The legal paper work will show a disposition at cost and therefore no capital gain but since this is an arms length transaction, will cra consider this sale to be at FMV

Something similar happened to me. I had cosigned for a friend whose credit was inadequate. When the time came to renounce my interest in the property, the notary had a clause in the deed of sale explaining I had consigned (bank condition) to enable the other party to get the loan to purchase the property, that I had no interest in the property and realized no advantage from possessing or disposing. I don’t recall reporting it on my income taxes 8 years ago… . My guess is that if Revenue Canada and/or Revenue Quebec picked it up in their database searches, they were satisfied with the document.

I had a similar case, where the mother was on title as owner, and she had a mortgage (son was unable to get a mortgage) on her name, but the son and his wife were making the payments and other expenses. Now when the son’s financial situation got better, his mother transferred the property in his name for the balance of the mortgage amount. Consult with CRA, and the mother didn’t pay any tax as there was no capital gain. I hope your client can prove that their relative was making the payments.
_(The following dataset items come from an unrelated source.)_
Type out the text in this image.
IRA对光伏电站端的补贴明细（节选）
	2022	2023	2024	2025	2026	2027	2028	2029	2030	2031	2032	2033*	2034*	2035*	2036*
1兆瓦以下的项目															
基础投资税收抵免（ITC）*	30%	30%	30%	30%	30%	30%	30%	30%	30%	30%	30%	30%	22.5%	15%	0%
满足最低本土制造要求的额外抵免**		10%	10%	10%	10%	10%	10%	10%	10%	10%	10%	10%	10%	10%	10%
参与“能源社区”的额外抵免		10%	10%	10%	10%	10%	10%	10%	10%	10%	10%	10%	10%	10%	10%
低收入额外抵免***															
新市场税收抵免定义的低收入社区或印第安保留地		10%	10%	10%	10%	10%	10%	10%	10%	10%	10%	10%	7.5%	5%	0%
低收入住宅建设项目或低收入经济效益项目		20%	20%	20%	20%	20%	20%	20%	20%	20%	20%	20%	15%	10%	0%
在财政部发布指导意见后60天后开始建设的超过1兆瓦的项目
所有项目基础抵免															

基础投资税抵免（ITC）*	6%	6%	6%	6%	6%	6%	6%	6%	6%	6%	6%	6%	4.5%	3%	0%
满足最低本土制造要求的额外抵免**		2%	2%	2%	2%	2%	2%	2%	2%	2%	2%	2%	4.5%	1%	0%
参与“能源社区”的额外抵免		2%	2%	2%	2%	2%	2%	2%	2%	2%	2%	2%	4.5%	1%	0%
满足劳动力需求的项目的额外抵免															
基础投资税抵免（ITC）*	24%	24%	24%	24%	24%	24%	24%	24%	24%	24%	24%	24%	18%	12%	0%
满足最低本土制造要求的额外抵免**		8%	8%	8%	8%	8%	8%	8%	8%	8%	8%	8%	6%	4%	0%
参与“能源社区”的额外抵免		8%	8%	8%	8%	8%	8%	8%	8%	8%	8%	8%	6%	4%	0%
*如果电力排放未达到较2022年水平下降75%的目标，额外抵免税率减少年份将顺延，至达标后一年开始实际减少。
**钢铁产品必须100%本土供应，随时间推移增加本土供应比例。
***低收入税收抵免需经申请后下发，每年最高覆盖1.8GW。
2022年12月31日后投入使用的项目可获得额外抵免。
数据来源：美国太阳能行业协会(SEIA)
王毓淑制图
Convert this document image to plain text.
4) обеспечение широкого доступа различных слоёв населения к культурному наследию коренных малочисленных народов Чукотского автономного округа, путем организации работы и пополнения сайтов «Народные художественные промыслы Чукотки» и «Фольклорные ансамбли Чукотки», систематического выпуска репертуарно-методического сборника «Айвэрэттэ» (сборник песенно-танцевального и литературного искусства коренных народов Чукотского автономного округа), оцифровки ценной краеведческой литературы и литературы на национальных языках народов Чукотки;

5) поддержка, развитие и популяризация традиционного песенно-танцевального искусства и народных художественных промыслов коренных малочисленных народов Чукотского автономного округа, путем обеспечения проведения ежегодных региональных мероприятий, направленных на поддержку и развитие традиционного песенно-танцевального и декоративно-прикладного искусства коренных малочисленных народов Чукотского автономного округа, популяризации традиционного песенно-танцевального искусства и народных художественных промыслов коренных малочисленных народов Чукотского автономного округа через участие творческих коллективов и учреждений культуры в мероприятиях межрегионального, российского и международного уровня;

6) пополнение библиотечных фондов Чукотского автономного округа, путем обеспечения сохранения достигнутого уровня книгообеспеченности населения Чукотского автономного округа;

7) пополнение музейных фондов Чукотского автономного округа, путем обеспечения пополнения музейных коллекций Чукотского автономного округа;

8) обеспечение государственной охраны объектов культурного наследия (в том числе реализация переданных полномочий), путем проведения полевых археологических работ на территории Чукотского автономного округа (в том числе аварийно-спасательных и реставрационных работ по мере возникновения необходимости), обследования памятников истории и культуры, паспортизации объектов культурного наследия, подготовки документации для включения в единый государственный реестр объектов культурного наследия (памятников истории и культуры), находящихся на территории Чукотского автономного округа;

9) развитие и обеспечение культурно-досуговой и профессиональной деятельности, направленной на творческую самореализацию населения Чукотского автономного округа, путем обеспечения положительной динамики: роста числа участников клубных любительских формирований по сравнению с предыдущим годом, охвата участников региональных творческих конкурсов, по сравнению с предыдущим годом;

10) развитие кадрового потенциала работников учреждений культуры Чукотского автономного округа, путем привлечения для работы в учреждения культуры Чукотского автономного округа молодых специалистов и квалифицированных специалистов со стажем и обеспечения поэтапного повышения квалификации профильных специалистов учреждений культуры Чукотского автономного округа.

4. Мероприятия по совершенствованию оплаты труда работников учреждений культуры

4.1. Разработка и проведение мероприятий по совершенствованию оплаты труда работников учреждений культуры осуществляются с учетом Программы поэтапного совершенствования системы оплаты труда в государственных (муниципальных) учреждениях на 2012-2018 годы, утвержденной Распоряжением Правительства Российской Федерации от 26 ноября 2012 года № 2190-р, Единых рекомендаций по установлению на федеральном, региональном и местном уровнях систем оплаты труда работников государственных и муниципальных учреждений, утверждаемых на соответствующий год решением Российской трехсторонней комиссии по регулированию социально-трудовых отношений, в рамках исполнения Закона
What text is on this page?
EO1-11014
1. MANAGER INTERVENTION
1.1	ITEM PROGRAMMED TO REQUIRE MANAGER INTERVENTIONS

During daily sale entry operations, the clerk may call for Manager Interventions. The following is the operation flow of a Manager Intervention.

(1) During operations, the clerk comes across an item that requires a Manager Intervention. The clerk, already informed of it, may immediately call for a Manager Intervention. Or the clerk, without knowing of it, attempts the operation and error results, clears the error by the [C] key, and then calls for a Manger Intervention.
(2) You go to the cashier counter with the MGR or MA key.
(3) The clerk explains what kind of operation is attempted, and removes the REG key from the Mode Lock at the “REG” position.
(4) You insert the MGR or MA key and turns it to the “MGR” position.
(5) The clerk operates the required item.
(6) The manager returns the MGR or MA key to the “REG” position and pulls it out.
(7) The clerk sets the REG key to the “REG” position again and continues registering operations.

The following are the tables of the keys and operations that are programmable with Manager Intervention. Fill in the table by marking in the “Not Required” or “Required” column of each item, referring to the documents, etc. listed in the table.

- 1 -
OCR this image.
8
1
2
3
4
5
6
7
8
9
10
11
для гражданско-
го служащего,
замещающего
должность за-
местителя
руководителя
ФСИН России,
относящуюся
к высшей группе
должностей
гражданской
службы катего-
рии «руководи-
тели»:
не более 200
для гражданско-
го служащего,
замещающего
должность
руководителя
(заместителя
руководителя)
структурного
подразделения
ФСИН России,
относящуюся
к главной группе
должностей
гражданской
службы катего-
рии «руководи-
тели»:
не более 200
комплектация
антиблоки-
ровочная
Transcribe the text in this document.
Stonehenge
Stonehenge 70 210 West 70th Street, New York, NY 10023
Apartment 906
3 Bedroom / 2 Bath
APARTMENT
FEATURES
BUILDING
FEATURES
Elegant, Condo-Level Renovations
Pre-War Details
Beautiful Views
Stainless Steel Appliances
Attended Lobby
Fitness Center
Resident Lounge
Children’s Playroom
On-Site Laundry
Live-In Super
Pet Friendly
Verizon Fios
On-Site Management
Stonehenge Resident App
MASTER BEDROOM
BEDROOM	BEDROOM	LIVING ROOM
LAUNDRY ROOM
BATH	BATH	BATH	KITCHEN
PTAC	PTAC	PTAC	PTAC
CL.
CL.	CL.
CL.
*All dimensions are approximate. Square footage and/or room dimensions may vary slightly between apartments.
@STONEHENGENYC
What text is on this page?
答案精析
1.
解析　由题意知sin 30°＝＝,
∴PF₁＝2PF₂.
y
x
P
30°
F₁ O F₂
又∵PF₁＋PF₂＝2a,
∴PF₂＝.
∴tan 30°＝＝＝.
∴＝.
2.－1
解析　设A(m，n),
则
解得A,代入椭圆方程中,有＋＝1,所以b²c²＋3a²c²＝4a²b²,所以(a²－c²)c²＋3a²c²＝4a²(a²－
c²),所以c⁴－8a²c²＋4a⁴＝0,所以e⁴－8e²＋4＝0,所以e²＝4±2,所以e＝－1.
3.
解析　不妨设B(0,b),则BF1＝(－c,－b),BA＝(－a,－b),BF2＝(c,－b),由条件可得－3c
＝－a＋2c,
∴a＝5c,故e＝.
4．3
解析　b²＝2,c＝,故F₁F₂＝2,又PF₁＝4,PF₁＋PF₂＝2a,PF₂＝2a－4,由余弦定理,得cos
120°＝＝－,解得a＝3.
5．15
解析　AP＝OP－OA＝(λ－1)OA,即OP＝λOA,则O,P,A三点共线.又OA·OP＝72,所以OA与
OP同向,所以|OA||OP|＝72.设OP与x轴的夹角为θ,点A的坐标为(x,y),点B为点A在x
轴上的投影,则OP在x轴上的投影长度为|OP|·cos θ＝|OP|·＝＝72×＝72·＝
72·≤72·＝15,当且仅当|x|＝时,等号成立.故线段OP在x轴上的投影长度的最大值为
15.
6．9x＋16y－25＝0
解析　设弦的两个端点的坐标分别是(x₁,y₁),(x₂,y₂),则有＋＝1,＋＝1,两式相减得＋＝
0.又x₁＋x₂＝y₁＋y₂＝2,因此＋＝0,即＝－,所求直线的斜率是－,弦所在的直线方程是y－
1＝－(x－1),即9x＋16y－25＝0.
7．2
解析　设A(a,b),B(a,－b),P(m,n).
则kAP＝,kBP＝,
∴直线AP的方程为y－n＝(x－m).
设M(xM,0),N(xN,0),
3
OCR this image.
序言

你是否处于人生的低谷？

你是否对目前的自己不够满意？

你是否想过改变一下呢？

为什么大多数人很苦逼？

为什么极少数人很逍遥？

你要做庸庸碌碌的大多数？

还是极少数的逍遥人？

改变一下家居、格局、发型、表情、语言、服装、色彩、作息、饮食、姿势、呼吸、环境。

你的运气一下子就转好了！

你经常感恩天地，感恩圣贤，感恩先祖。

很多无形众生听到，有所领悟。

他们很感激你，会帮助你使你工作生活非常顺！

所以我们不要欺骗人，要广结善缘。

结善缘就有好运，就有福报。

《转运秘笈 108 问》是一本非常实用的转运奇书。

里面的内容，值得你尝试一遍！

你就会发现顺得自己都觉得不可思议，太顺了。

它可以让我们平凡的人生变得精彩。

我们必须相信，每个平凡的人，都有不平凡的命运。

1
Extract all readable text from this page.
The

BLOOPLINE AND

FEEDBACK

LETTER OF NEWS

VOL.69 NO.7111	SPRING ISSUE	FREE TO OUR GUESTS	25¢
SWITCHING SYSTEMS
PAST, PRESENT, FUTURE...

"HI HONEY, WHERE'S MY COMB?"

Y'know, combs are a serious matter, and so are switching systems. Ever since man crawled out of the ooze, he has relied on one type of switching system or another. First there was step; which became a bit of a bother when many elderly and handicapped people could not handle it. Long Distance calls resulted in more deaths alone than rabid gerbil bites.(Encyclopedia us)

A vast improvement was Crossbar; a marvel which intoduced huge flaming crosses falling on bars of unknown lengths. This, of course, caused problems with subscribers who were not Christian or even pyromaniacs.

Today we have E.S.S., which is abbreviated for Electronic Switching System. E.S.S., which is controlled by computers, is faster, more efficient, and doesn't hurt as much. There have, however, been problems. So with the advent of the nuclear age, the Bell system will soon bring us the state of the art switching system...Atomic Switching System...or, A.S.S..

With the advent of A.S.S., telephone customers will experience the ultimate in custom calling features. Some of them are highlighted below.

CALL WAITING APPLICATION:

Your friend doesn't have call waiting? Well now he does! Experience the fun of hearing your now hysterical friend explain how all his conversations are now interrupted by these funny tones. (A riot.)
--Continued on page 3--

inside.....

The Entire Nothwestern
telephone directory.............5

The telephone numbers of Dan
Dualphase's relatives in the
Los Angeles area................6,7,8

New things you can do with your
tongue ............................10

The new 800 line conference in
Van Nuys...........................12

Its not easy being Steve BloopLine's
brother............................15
One question that I always asked when I was asked a similar question is, how come the “relative” or whoever that has the money, not add their name to the title since the main purpose is only to help secure financing.

If someone can’t be on the mortgage, why do you want them on the title? In future, when they will be able to approve for a mortgage, then transfer the title.

I don’t know if it applies to everyone. so, if you are the child, can’t afford a mortgage, but your parent can, will the bank reject your mortgage by adding another person’s name to it? The answer should be no. If the main purpose is to help the child or relative, wouldn’t that be the preferred option? Especially, if the end result is for the child or relative to have the house.

Will you pay for a 30% down payment and pay all mortgage payment if you don’t have title, in the case of a relative?

I am not here to make determination or providing answer, I am just sharing my thoughts when I was asked these type of tax planning question, when I don’t even have all the facts

Your questions are not irrelevant. First of all, the mortgage amount is way bigger than 30% and not necessary you have to pay 30% down. The child and/or the relative is the one who needs the help and has to trust. It’s happening in society.

Thanks for your input Jeff
Yes in an ideal world the proper paperwork and legalities would be dealt with from the start. But as you know, quite often they are not.

The CRA will know about this change on the title as all land transfer records are feed to the CRA’s computers. Better report it…

As this is a transaction that occurred after the 2016 change in rules, anything that happened before 2016 about reporting probably does not apply.

As this is a transfer to a not at arms length person, Section 69 permits the CRA to change deemed proceeds if it is deemed to be a fraudulent transaction. Caution is advised to the couple who bought originally as it may be deemed that they were the person who later sells the property.